Er hatte fest daran geglaubt zu wissen was Liebe sei. Immerhin liebte Aries Gott, seine Schwester und den Duft von weißen Rosen.
Aber als er Jonas Piccadilly kennenlernte, passierte etwas in ihm, dass er nicht zu beschreiben vermochte. Er mochte ihn, keine Frage, aber nicht so wie er seine Schwester liebte oder wie er sich Gott hin gab.
Jonas Piccadilly war anders als all das, was Aries bis jetzt kannte.
Und zum aller ersten mal wollte er herausfinden, was diese Gefühle in ihm waren und woher sie kamen.

„Ich könnte mich hierran gewöhnen“, sagte Sierra und zeigte um sie herum.
Aries folgte ihrem Finger und besah sich der riesigen Halle, in der sie seit einigen Tagen einen Unterschlupf gefunden hatten. Jonas hatte sich anfangs geweigert überhaupt reinzukommen und bis sie den vorderen Bereich gründlich gefegt hatten. Und selbst danach hatte er immer noch die Sorge von der Decke könnten Spinnen fallen.
Aber Aries konzentrierte sich weniger auf den Dreck sondern mehr auf das, was dahinter war. Er hatte schnell entdeckt, dass lange, sehr lange vor ihnen, andere hier ihr zuhause hatten, allem anschein nach Künstler.
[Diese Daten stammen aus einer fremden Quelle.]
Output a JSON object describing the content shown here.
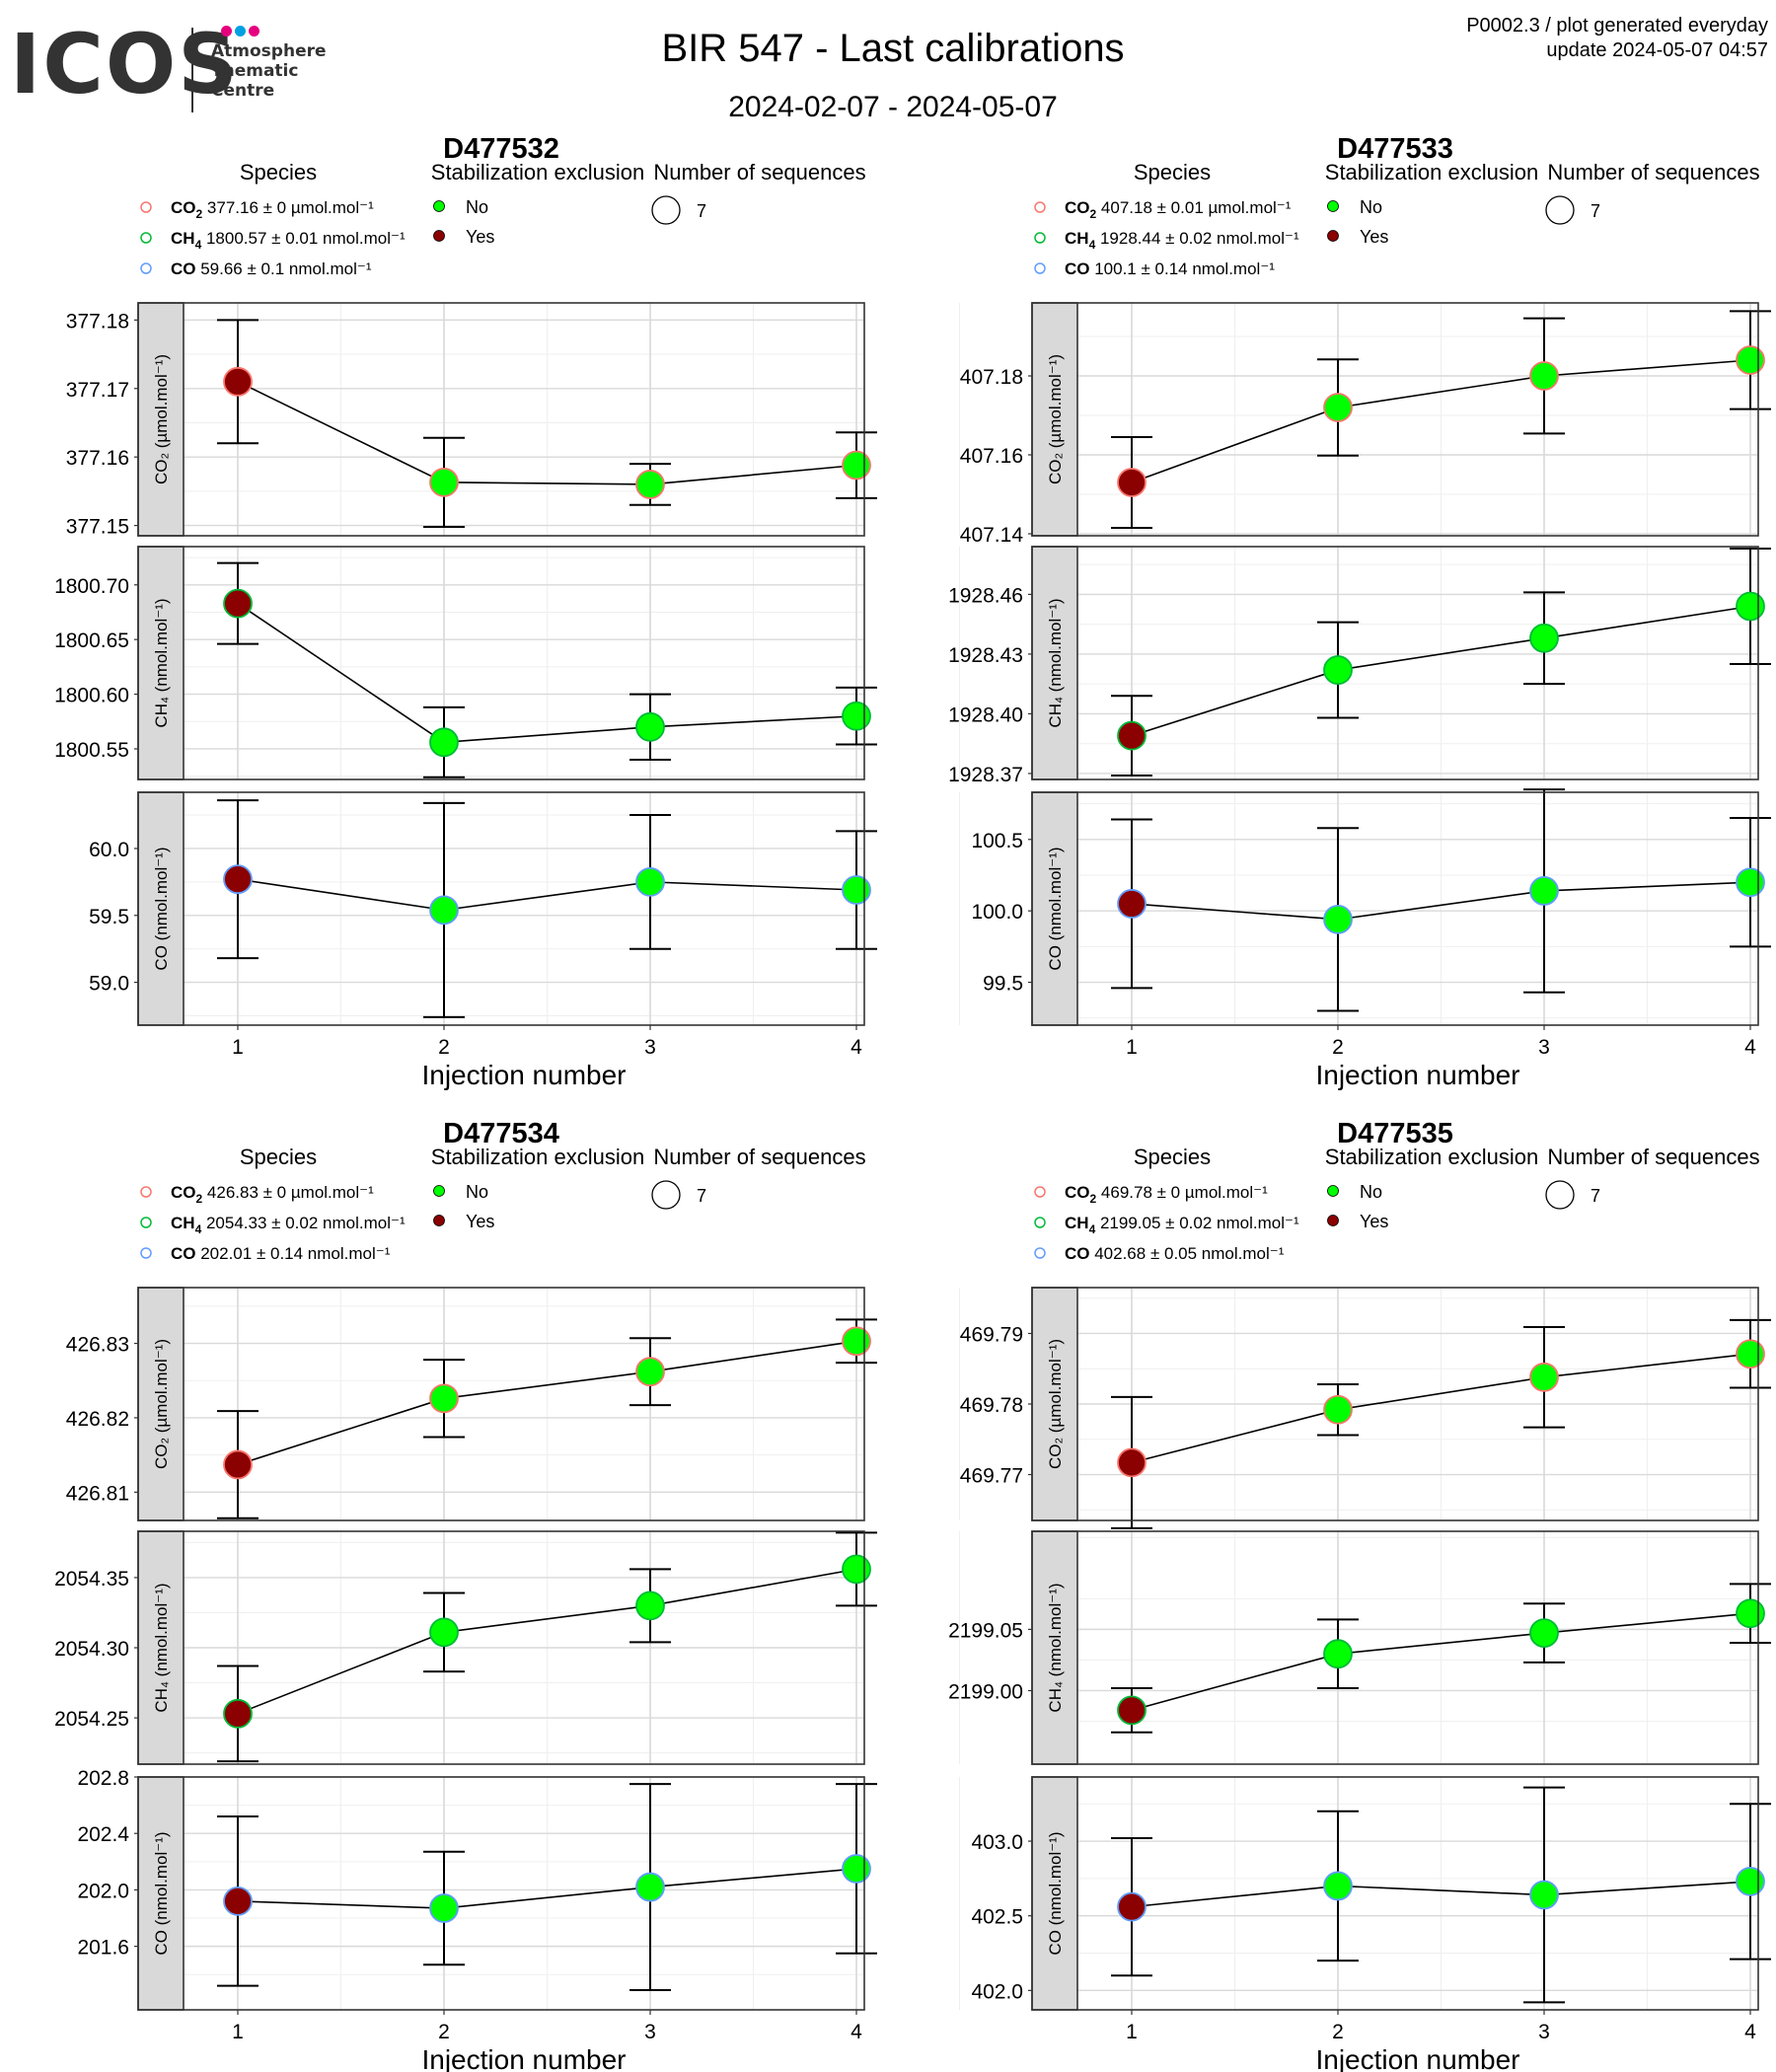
{
  "header": {
    "title": "BIR 547 - Last calibrations",
    "date_range": "2024-02-07 - 2024-05-07",
    "note_line1": "P0002.3 / plot generated everyday",
    "note_line2": "update  2024-05-07 04:57"
  },
  "logo": {
    "wordmark": "ICOS",
    "lines": [
      "Atmosphere",
      "Thematic",
      "Centre"
    ],
    "dot_colors": [
      "#e6007e",
      "#00a0e3",
      "#e6007e"
    ]
  },
  "legend_titles": {
    "species": "Species",
    "stabilization": "Stabilization exclusion",
    "sequences": "Number of sequences"
  },
  "legend_items": {
    "stab_no": "No",
    "stab_yes": "Yes"
  },
  "colors": {
    "co2": "#f8766d",
    "ch4": "#00ba38",
    "co": "#619cff",
    "stab_no": "#00ff00",
    "stab_yes": "#8b0000",
    "panel_border": "#333333",
    "grid_major": "#d9d9d9",
    "grid_minor": "#efefef",
    "strip_bg": "#d9d9d9"
  },
  "chart_data": [
    {
      "type": "scatter",
      "title": "D477532",
      "xlabel": "Injection number",
      "x": [
        1,
        2,
        3,
        4
      ],
      "sequences": "7",
      "stabilization_excluded": [
        true,
        false,
        false,
        false
      ],
      "legend_species": [
        {
          "name": "CO2",
          "value": "377.16 ± 0 µmol.mol⁻¹"
        },
        {
          "name": "CH4",
          "value": "1800.57 ± 0.01 nmol.mol⁻¹"
        },
        {
          "name": "CO",
          "value": "59.66 ± 0.1 nmol.mol⁻¹"
        }
      ],
      "panels": [
        {
          "species": "CO2",
          "ylabel": "CO₂ (µmol.mol⁻¹)",
          "ylim": [
            377.1485,
            377.1825
          ],
          "ticks": [
            377.15,
            377.16,
            377.17,
            377.18
          ],
          "tick_labels": [
            "377.15",
            "377.16",
            "377.17",
            "377.18"
          ],
          "y": [
            377.171,
            377.1563,
            377.156,
            377.1588
          ],
          "err": [
            0.009,
            0.0065,
            0.003,
            0.0048
          ]
        },
        {
          "species": "CH4",
          "ylabel": "CH₄ (nmol.mol⁻¹)",
          "ylim": [
            1800.522,
            1800.735
          ],
          "ticks": [
            1800.55,
            1800.6,
            1800.65,
            1800.7
          ],
          "tick_labels": [
            "1800.55",
            "1800.60",
            "1800.65",
            "1800.70"
          ],
          "y": [
            1800.683,
            1800.556,
            1800.57,
            1800.58
          ],
          "err": [
            0.037,
            0.032,
            0.03,
            0.026
          ]
        },
        {
          "species": "CO",
          "ylabel": "CO (nmol.mol⁻¹)",
          "ylim": [
            58.68,
            60.42
          ],
          "ticks": [
            59.0,
            59.5,
            60.0
          ],
          "tick_labels": [
            "59.0",
            "59.5",
            "60.0"
          ],
          "y": [
            59.77,
            59.54,
            59.75,
            59.69
          ],
          "err": [
            0.59,
            0.8,
            0.5,
            0.44
          ]
        }
      ]
    },
    {
      "type": "scatter",
      "title": "D477533",
      "xlabel": "Injection number",
      "x": [
        1,
        2,
        3,
        4
      ],
      "sequences": "7",
      "stabilization_excluded": [
        true,
        false,
        false,
        false
      ],
      "legend_species": [
        {
          "name": "CO2",
          "value": "407.18 ± 0.01 µmol.mol⁻¹"
        },
        {
          "name": "CH4",
          "value": "1928.44 ± 0.02 nmol.mol⁻¹"
        },
        {
          "name": "CO",
          "value": "100.1 ± 0.14 nmol.mol⁻¹"
        }
      ],
      "panels": [
        {
          "species": "CO2",
          "ylabel": "CO₂ (µmol.mol⁻¹)",
          "ylim": [
            407.1395,
            407.1985
          ],
          "ticks": [
            407.14,
            407.16,
            407.18
          ],
          "tick_labels": [
            "407.14",
            "407.16",
            "407.18"
          ],
          "y": [
            407.153,
            407.172,
            407.18,
            407.184
          ],
          "err": [
            0.0115,
            0.0122,
            0.0146,
            0.0124
          ]
        },
        {
          "species": "CH4",
          "ylabel": "CH₄ (nmol.mol⁻¹)",
          "ylim": [
            1928.367,
            1928.484
          ],
          "ticks": [
            1928.37,
            1928.4,
            1928.43,
            1928.46
          ],
          "tick_labels": [
            "1928.37",
            "1928.40",
            "1928.43",
            "1928.46"
          ],
          "y": [
            1928.389,
            1928.422,
            1928.438,
            1928.454
          ],
          "err": [
            0.02,
            0.024,
            0.023,
            0.029
          ]
        },
        {
          "species": "CO",
          "ylabel": "CO (nmol.mol⁻¹)",
          "ylim": [
            99.2,
            100.83
          ],
          "ticks": [
            99.5,
            100.0,
            100.5
          ],
          "tick_labels": [
            "99.5",
            "100.0",
            "100.5"
          ],
          "y": [
            100.05,
            99.94,
            100.14,
            100.2
          ],
          "err": [
            0.59,
            0.64,
            0.71,
            0.45
          ]
        }
      ]
    },
    {
      "type": "scatter",
      "title": "D477534",
      "xlabel": "Injection number",
      "x": [
        1,
        2,
        3,
        4
      ],
      "sequences": "7",
      "stabilization_excluded": [
        true,
        false,
        false,
        false
      ],
      "legend_species": [
        {
          "name": "CO2",
          "value": "426.83 ± 0 µmol.mol⁻¹"
        },
        {
          "name": "CH4",
          "value": "2054.33 ± 0.02 nmol.mol⁻¹"
        },
        {
          "name": "CO",
          "value": "202.01 ± 0.14 nmol.mol⁻¹"
        }
      ],
      "panels": [
        {
          "species": "CO2",
          "ylabel": "CO₂ (µmol.mol⁻¹)",
          "ylim": [
            426.8062,
            426.8375
          ],
          "ticks": [
            426.81,
            426.82,
            426.83
          ],
          "tick_labels": [
            "426.81",
            "426.82",
            "426.83"
          ],
          "y": [
            426.8137,
            426.8226,
            426.8262,
            426.8303
          ],
          "err": [
            0.0072,
            0.0052,
            0.0045,
            0.0029
          ]
        },
        {
          "species": "CH4",
          "ylabel": "CH₄ (nmol.mol⁻¹)",
          "ylim": [
            2054.217,
            2054.383
          ],
          "ticks": [
            2054.25,
            2054.3,
            2054.35
          ],
          "tick_labels": [
            "2054.25",
            "2054.30",
            "2054.35"
          ],
          "y": [
            2054.253,
            2054.311,
            2054.33,
            2054.356
          ],
          "err": [
            0.034,
            0.028,
            0.026,
            0.026
          ]
        },
        {
          "species": "CO",
          "ylabel": "CO (nmol.mol⁻¹)",
          "ylim": [
            201.15,
            202.8
          ],
          "ticks": [
            201.6,
            202.0,
            202.4,
            202.8
          ],
          "tick_labels": [
            "201.6",
            "202.0",
            "202.4",
            "202.8"
          ],
          "y": [
            201.92,
            201.87,
            202.02,
            202.15
          ],
          "err": [
            0.6,
            0.4,
            0.73,
            0.6
          ]
        }
      ]
    },
    {
      "type": "scatter",
      "title": "D477535",
      "xlabel": "Injection number",
      "x": [
        1,
        2,
        3,
        4
      ],
      "sequences": "7",
      "stabilization_excluded": [
        true,
        false,
        false,
        false
      ],
      "legend_species": [
        {
          "name": "CO2",
          "value": "469.78 ± 0 µmol.mol⁻¹"
        },
        {
          "name": "CH4",
          "value": "2199.05 ± 0.02 nmol.mol⁻¹"
        },
        {
          "name": "CO",
          "value": "402.68 ± 0.05 nmol.mol⁻¹"
        }
      ],
      "panels": [
        {
          "species": "CO2",
          "ylabel": "CO₂ (µmol.mol⁻¹)",
          "ylim": [
            469.7635,
            469.7965
          ],
          "ticks": [
            469.77,
            469.78,
            469.79
          ],
          "tick_labels": [
            "469.77",
            "469.78",
            "469.79"
          ],
          "y": [
            469.7717,
            469.7792,
            469.7838,
            469.7871
          ],
          "err": [
            0.0093,
            0.0036,
            0.0071,
            0.0048
          ]
        },
        {
          "species": "CH4",
          "ylabel": "CH₄ (nmol.mol⁻¹)",
          "ylim": [
            2198.94,
            2199.13
          ],
          "ticks": [
            2199.0,
            2199.05
          ],
          "tick_labels": [
            "2199.00",
            "2199.05"
          ],
          "y": [
            2198.984,
            2199.03,
            2199.047,
            2199.063
          ],
          "err": [
            0.018,
            0.028,
            0.024,
            0.024
          ]
        },
        {
          "species": "CO",
          "ylabel": "CO (nmol.mol⁻¹)",
          "ylim": [
            401.87,
            403.43
          ],
          "ticks": [
            402.0,
            402.5,
            403.0
          ],
          "tick_labels": [
            "402.0",
            "402.5",
            "403.0"
          ],
          "y": [
            402.56,
            402.7,
            402.64,
            402.73
          ],
          "err": [
            0.46,
            0.5,
            0.72,
            0.52
          ]
        }
      ]
    }
  ]
}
Die Wände waren voll mit wütenden Worten und traurigen Gesichtern, die auf eine merkwürdige Art real wirkten. Er hatte überlegt ob er vielleicht auch Künstler werden sollte, um glückliche Menschen zu malen.

Aber das malen war wahrscheinlich sehr anstrengend, also betrachtete er lieber das, was andere schon geschaffen hatten.
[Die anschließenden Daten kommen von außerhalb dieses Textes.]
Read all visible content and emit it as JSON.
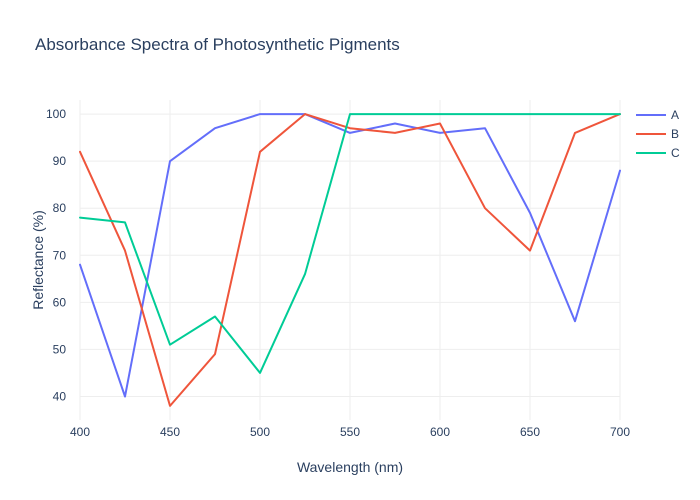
{
  "chart_data": {
    "type": "line",
    "title": "Absorbance Spectra of Photosynthetic Pigments",
    "xlabel": "Wavelength (nm)",
    "ylabel": "Reflectance (%)",
    "x": [
      400,
      425,
      450,
      475,
      500,
      525,
      550,
      575,
      600,
      625,
      650,
      675,
      700
    ],
    "xlim": [
      400,
      700
    ],
    "ylim": [
      35,
      103
    ],
    "xticks": [
      400,
      450,
      500,
      550,
      600,
      650,
      700
    ],
    "yticks": [
      40,
      50,
      60,
      70,
      80,
      90,
      100
    ],
    "grid": true,
    "legend_position": "top-right",
    "series": [
      {
        "name": "A",
        "color": "#636efa",
        "values": [
          68,
          40,
          90,
          97,
          100,
          100,
          96,
          98,
          96,
          97,
          79,
          56,
          88
        ]
      },
      {
        "name": "B",
        "color": "#ef553b",
        "values": [
          92,
          71,
          38,
          49,
          92,
          100,
          97,
          96,
          98,
          80,
          71,
          96,
          100
        ]
      },
      {
        "name": "C",
        "color": "#00cc96",
        "values": [
          78,
          77,
          51,
          57,
          45,
          66,
          100,
          100,
          100,
          100,
          100,
          100,
          100
        ]
      }
    ]
  }
}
„Aries und ich gehen heute in die Gassen um mehr Putzmittel zu kaufen“, sprach Jonas und unterbrach seinen Gedankenfluss.
Aries blickte zu den rothaarigen hin, der mit angewinkelten Beinen auf einer Decke saß, hinter ihm ein kleines Zelt, das sie aus den Zirkus gestohlen hatten.
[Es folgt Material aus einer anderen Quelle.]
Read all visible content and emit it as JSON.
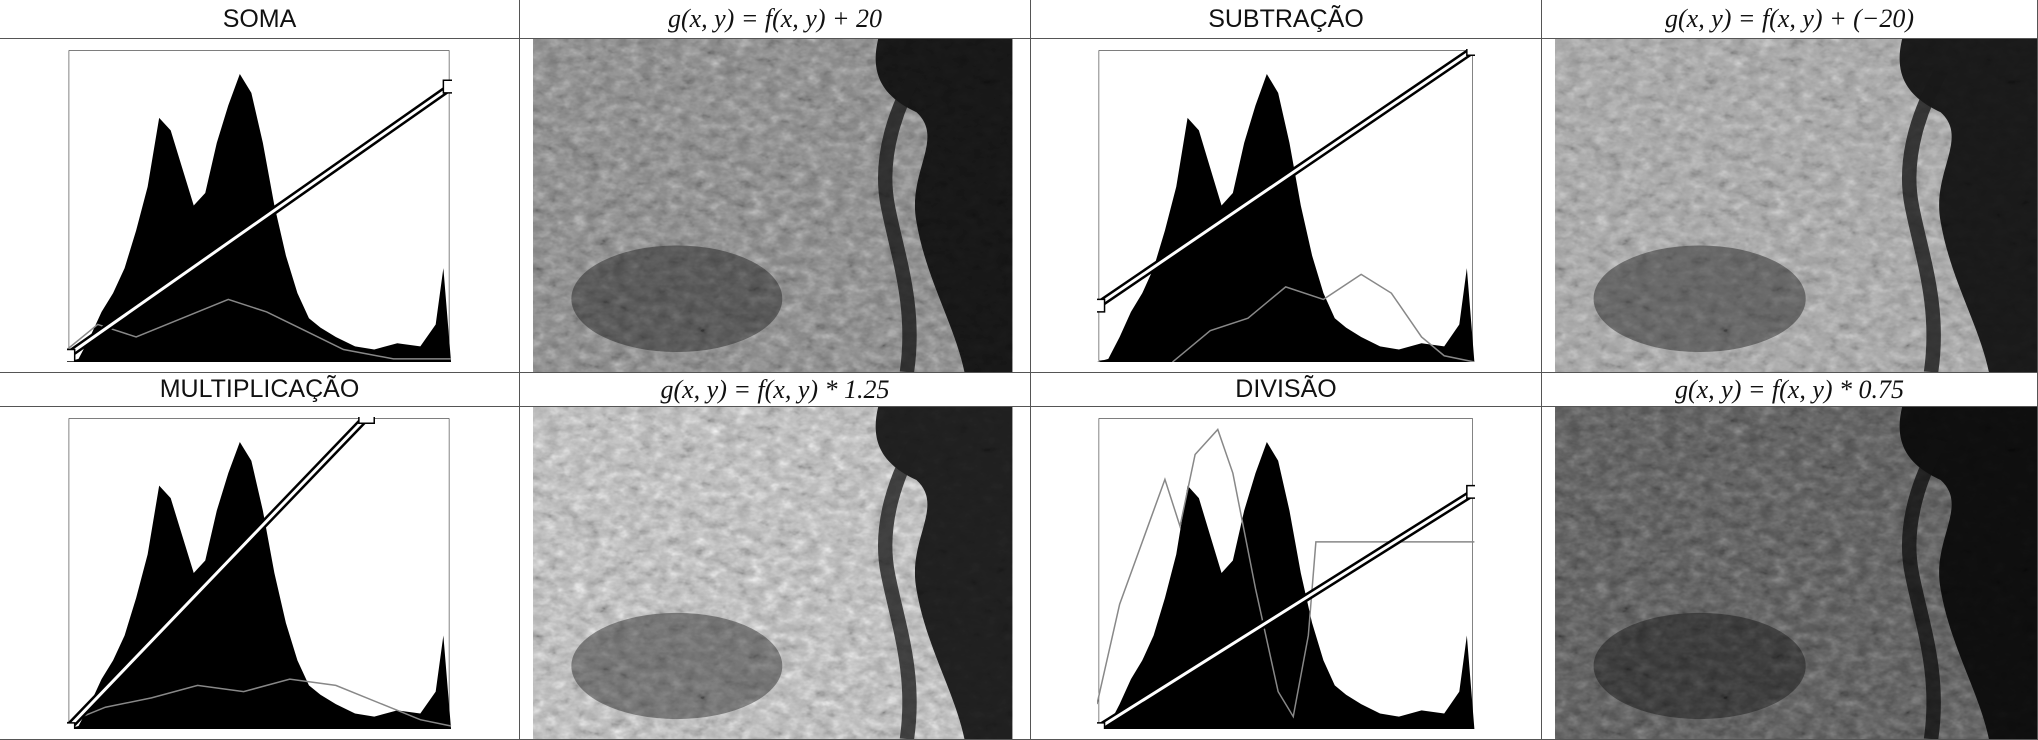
{
  "table": {
    "rows": [
      [
        "SOMA",
        "g(x, y) = f(x, y) + 20",
        "SUBTRAÇÃO",
        "g(x, y) = f(x, y) + (−20)"
      ],
      [
        "MULTIPLICAÇÃO",
        "g(x, y) = f(x, y) * 1.25",
        "DIVISÃO",
        "g(x, y) = f(x, y) * 0.75"
      ]
    ]
  }
}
Gegenüber von ihm stand Sierra, deren Haare nicht mehr so leuchteten wie am ersten Tag, fast so als wären sie so verstaubt wie all die Bilder um sie herum.

„Noch mehr?“, fragte sie zweifelnd und sah von Jonas zu ihrem Bruder, welcher nur mit den Achseln zuckte.
Er mochte, auf eine merkwürdige weise, den brennenden Geruch von Scheuermilch, der manchmal so erfrischend wie die Luft im Frühling wirkte.
Wenn alles neu und frisch erblühte und aus den Tiefen der Erde hervor kroch.
„Sieh dich um Sierra, hier gibt es noch so viel zum putzen“, sagte Jonas und deutete mit erhobenen Armen um sie herum.
Seine Stimme hallte kalt an den Wänden wider, bis hoch nach oben, wo sie niemand hören konnte.
Aries seufzte, ging dann auf Jonas zu und wollte fast schon die Hand ausstrecken um ihm aufzuhelfen, entschied sich aber in letzter Zeit um.
„Komm schon Jonas“, sagte er stattdessen und vergrub die Hände in den tiefen seiner Jackentasche.
Es wurde immer kälter und Aries machte sich Gedanken wie es im Winter hier wohl aussehen würde.